The Czechs couldn’t provide a 140kW 2.0 TDI DSG automatic, so we had to make do with the six-speed manual version that is totally irrelevant for us, but it highlighted the torquey flexibility of the hushed turbo-diesel. It pulls hard from low revs, can be driven in higher gears at slow speeds without stalling, and has a velvety punch quite unexpected from a 4.9-metre long 1.5-tonne sedan/liftback.

Moving to the 162kW 2.0 TSI DSG – the potential best-seller – and the silky power delivery from the revvy four-pot turbo petrol proved another highlight, courting our favour with even greater effect thanks to its sprightlier acceleration and seamless responses from both the engine and quick-witted transmission. What a rapid beauty.

But our favourite proved to be the more urgently potent 206kW 2.0 TSI 4X4, despite the added weight (1615kg versus 1505kg) of the AWD system. This was driven (hard) on a wet and windy morning, and here the added traction and surety of having all four wheels driven came to the fore.
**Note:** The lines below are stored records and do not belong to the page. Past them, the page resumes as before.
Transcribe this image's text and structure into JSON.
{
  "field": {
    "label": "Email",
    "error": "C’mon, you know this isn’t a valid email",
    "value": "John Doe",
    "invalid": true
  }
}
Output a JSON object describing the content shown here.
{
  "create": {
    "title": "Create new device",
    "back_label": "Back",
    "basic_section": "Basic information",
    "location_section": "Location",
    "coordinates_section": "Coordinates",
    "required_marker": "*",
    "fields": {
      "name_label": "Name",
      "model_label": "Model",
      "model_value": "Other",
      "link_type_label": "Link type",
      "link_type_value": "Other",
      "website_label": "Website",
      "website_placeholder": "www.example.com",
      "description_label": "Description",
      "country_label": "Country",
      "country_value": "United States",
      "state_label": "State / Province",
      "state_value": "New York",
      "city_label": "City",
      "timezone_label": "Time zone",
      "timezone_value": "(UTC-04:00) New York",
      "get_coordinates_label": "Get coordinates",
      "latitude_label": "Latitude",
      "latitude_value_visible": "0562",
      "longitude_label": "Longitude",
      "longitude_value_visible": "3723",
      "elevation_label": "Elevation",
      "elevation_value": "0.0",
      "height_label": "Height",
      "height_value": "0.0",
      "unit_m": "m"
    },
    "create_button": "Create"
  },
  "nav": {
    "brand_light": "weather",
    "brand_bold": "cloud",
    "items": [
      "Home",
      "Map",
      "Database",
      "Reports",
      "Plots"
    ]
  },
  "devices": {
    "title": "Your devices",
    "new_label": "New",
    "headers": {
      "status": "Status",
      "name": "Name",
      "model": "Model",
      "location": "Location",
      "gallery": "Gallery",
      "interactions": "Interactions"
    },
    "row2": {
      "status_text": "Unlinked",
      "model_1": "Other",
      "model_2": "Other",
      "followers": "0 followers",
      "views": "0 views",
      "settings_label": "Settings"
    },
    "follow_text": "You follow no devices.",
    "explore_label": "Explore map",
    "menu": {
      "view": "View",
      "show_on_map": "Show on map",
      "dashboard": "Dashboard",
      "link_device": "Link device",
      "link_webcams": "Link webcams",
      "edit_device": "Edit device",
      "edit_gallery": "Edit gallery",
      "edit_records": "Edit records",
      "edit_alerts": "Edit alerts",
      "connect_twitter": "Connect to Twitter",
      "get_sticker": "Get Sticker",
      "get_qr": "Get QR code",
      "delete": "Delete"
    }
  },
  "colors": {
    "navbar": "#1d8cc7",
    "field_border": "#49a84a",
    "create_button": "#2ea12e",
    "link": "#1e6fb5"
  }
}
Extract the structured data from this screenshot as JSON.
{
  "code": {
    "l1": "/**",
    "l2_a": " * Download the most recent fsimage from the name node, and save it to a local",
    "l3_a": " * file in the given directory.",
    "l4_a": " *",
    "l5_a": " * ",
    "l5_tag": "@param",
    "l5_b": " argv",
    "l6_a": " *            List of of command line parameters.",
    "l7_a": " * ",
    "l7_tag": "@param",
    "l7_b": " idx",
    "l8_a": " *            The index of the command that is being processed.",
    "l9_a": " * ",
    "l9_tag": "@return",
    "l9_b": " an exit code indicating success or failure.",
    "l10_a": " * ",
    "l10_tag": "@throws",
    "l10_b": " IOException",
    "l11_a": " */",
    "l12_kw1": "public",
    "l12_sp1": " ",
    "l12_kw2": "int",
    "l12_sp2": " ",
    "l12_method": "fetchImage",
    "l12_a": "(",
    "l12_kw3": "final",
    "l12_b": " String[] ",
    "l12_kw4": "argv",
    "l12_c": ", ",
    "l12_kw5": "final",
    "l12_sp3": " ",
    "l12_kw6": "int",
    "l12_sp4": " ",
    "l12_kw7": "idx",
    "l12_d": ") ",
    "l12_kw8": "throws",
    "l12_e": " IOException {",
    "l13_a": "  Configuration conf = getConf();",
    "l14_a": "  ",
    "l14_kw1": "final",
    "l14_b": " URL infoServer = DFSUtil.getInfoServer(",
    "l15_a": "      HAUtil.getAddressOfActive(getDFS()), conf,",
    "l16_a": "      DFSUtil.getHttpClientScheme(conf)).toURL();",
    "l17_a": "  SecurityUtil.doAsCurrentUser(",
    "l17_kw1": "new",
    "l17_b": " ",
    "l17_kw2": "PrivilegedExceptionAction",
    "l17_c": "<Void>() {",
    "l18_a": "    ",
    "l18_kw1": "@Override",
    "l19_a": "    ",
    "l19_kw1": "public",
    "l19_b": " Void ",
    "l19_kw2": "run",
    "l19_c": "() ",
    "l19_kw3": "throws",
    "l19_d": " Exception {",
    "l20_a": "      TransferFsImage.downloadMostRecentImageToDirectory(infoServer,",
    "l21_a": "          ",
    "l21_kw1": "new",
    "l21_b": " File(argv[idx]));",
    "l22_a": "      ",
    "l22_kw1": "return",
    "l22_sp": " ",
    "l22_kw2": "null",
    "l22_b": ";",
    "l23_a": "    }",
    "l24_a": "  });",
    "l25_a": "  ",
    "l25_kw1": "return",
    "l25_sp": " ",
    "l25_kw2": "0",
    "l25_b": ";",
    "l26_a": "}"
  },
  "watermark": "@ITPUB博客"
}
The power was delivered crisply and cleanly, for effortless yet relaxing performance in the adverse conditions. Hitting the autostrada at quite high speeds, the Skoda just stuck to the road. This is the Superb of choice, and one that – if sensibly priced – might prove to be one of the most compelling choices in its segment.

About the only qualm concerns the steering. Light to the point of dull in anything but Sport mode, we were forced to forgo the blissful Comfort suspension setting in order to have a decent amount of weighting. But even then the helm is too free of feedback to engage keener types at everyday speeds.

Only when really pushing through the tight turns that the Superb absolutely aces in all other respects, did we feel connected to the front wheels. The AWD didn’t make much difference here either.

Being an electric system, it’s probably just a tweak of a chip away from decent. Do it, Skoda. If the Czech brand complies, then the Superb will be a very formidable driver’s choice in the sub-$50K family car class.

For years, people have had a soft spot for the old one, but now that the Skoda has at last the style to match its impressive new MQB chassis, we reckon the next Superb may at last live up to its name. Roll on 2016.